Kriegsgrunddebatte Ex-Ministerin fordert Blairs Rücktritt

Im Mai war die britische Entwicklungsministerin Clare Short aus Protest gegen den Irak-Krieg aus dem Amt geschieden. Jetzt fordert sie den Rücktritt von Premierminister Tony Blair. Er habe offenbar die Bodenhaftung verloren und die Öffentlichkeit über die wahren Kriegsgründe belogen.


 Wird von seiner ehemaligen Ministerin hart angegangen: Tony Blair
DPA

Wird von seiner ehemaligen Ministerin hart angegangen: Tony Blair

London - In einem am Freitag veröffentlichten Fernseh-Interview beschrieb Short den Premierminister als einen abgehobenen Politiker, dem der Erfolg zu Kopf gestiegen ist. "Es ist eine Art Hybris", sagte sie. Blair glaube jetzt, er sei kein gewöhnlicher "Sterblicher" mehr. Deshalb habe er es auch für legitim gehalten, die Öffentlichkeit vor dem Irak-Krieg "ein bisschen hereinzulegen". Er sei vor "Halbwahrheiten, leichten Täuschungen und Übertreibungen" nicht zurückgeschreckt, um das Land von der Notwendigkeit eines Krieges zu überzeugen.
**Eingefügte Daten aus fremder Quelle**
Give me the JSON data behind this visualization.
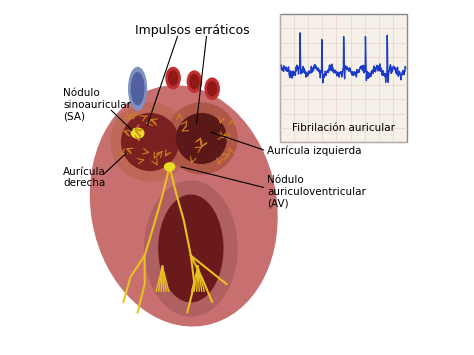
{
  "bg_color": "#ffffff",
  "ecg_bg": "#f5f0e8",
  "ecg_grid_color": "#e8c8c8",
  "ecg_line_color": "#1a3cc8",
  "ecg_label": "Fibrilación auricular",
  "heart_color": "#c87070",
  "heart_inner_color": "#7a2020",
  "sa_node_color": "#e8e020",
  "av_node_color": "#e8e020",
  "nerve_color": "#e8c020",
  "erratic_color": "#d08020",
  "vessel_blue": "#8090c0",
  "vessel_blue_inner": "#5060a0",
  "vessel_red": "#c03030",
  "vessel_red_inner": "#901818",
  "annotation_color": "#000000",
  "label_impulsos": "Impulsos erráticos",
  "label_sa": "Nódulo\nsinoauricular\n(SA)",
  "label_auricula_der": "Aurícula\nderecha",
  "label_auricula_izq": "Aurícula izquierda",
  "label_nodulo_av": "Nódulo\nauriculoventricular\n(AV)",
  "qrs_positions": [
    60,
    130,
    200,
    270,
    340
  ],
  "erratic_seed": 42,
  "ecg_seed": 7
}
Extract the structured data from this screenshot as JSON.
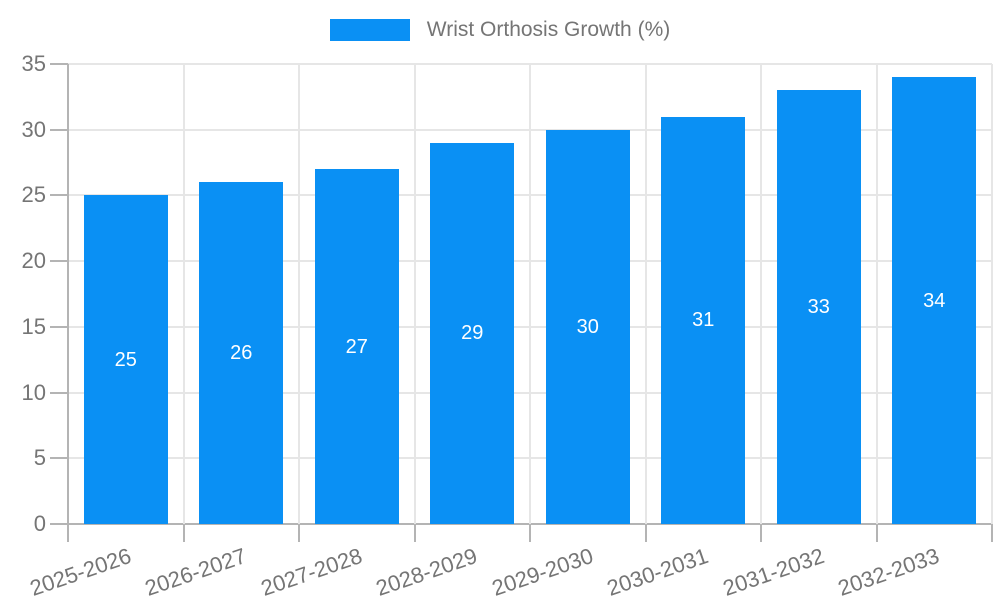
{
  "legend": {
    "label": "Wrist Orthosis Growth (%)"
  },
  "chart_data": {
    "type": "bar",
    "title": "Wrist Orthosis Growth (%)",
    "series_name": "Wrist Orthosis Growth (%)",
    "categories": [
      "2025-2026",
      "2026-2027",
      "2027-2028",
      "2028-2029",
      "2029-2030",
      "2030-2031",
      "2031-2032",
      "2032-2033"
    ],
    "values": [
      25,
      26,
      27,
      29,
      30,
      31,
      33,
      34
    ],
    "value_labels": [
      "25",
      "26",
      "27",
      "29",
      "30",
      "31",
      "33",
      "34"
    ],
    "ylabel": "",
    "xlabel": "",
    "ylim": [
      0,
      35
    ],
    "yticks": [
      0,
      5,
      10,
      15,
      20,
      25,
      30,
      35
    ],
    "grid": true,
    "legend_position": "top-center",
    "colors": {
      "bar": "#0a90f4",
      "value_label": "#ffffff",
      "axis_text": "#757575",
      "gridline": "#e6e6e6",
      "axis_line": "#b4b4b4"
    }
  }
}
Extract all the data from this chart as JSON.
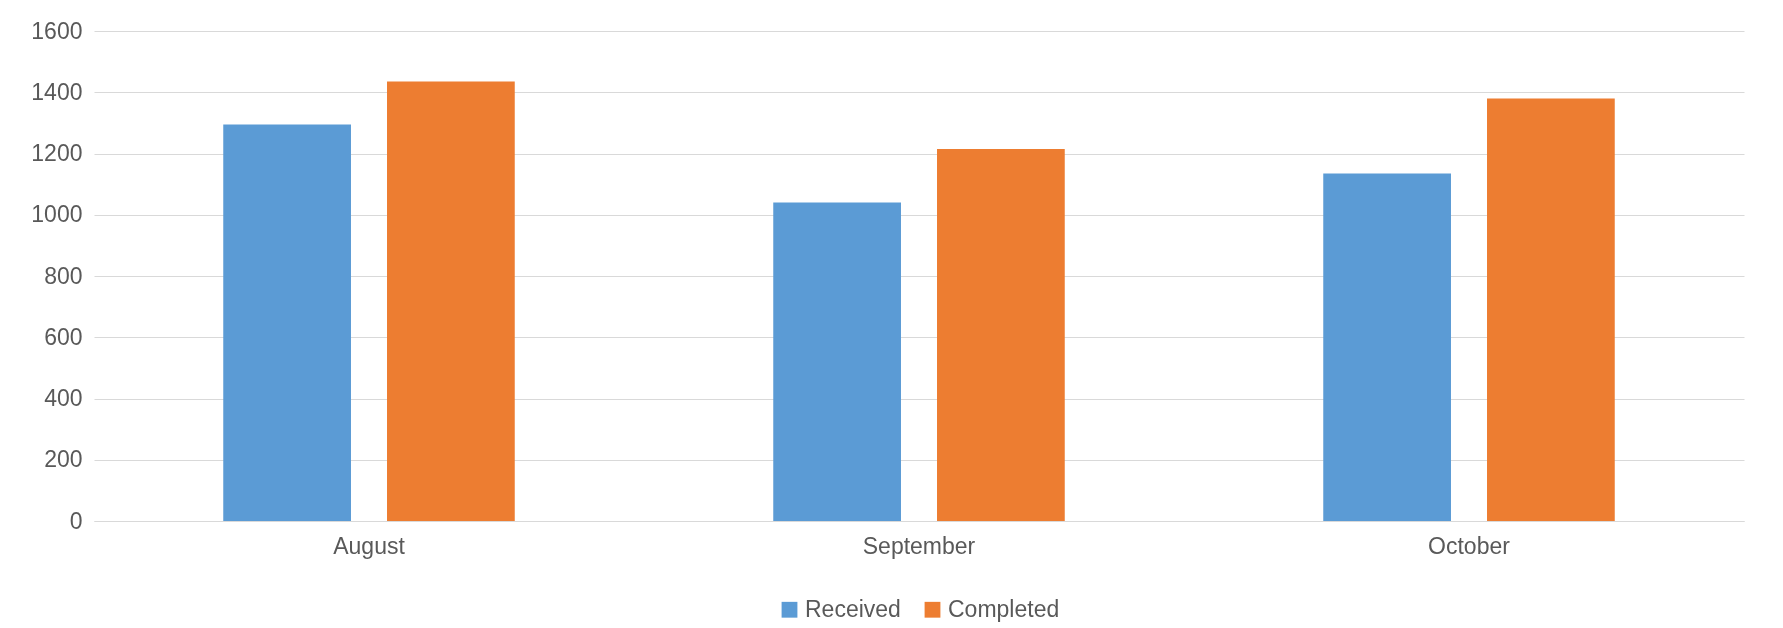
{
  "chart_data": {
    "type": "bar",
    "categories": [
      "August",
      "September",
      "October"
    ],
    "series": [
      {
        "name": "Received",
        "color": "#5b9bd5",
        "values": [
          1295,
          1040,
          1135
        ]
      },
      {
        "name": "Completed",
        "color": "#ed7d31",
        "values": [
          1435,
          1215,
          1380
        ]
      }
    ],
    "ylim": [
      0,
      1600
    ],
    "yticks": [
      0,
      200,
      400,
      600,
      800,
      1000,
      1200,
      1400,
      1600
    ],
    "grid": "y",
    "legend": "bottom"
  }
}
"Ich bin sicher, er war überzeugt, dass das, was er tat, richtig war", sagte Short. "Aber ich bin auch sicher, dass er das Land hereingelegt hat, in mehrfacher Hinsicht und in einer Art, die inakzeptabel ist, wenn es um Krieg und Frieden geht." Es sei in Blairs eigenem Interesse und im Interesse Großbritanniens, wenn er jetzt zurücktrete.

Tony Blair steht unter zunehmendem Druck, weil im Irak noch keine Massenvernichtungswaffen gefunden worden sind. Ein Untersuchungsausschuss des Unterhauses hatte in dieser Woche außerdem seine Informationspolitik vor dem Krieg kritisiert.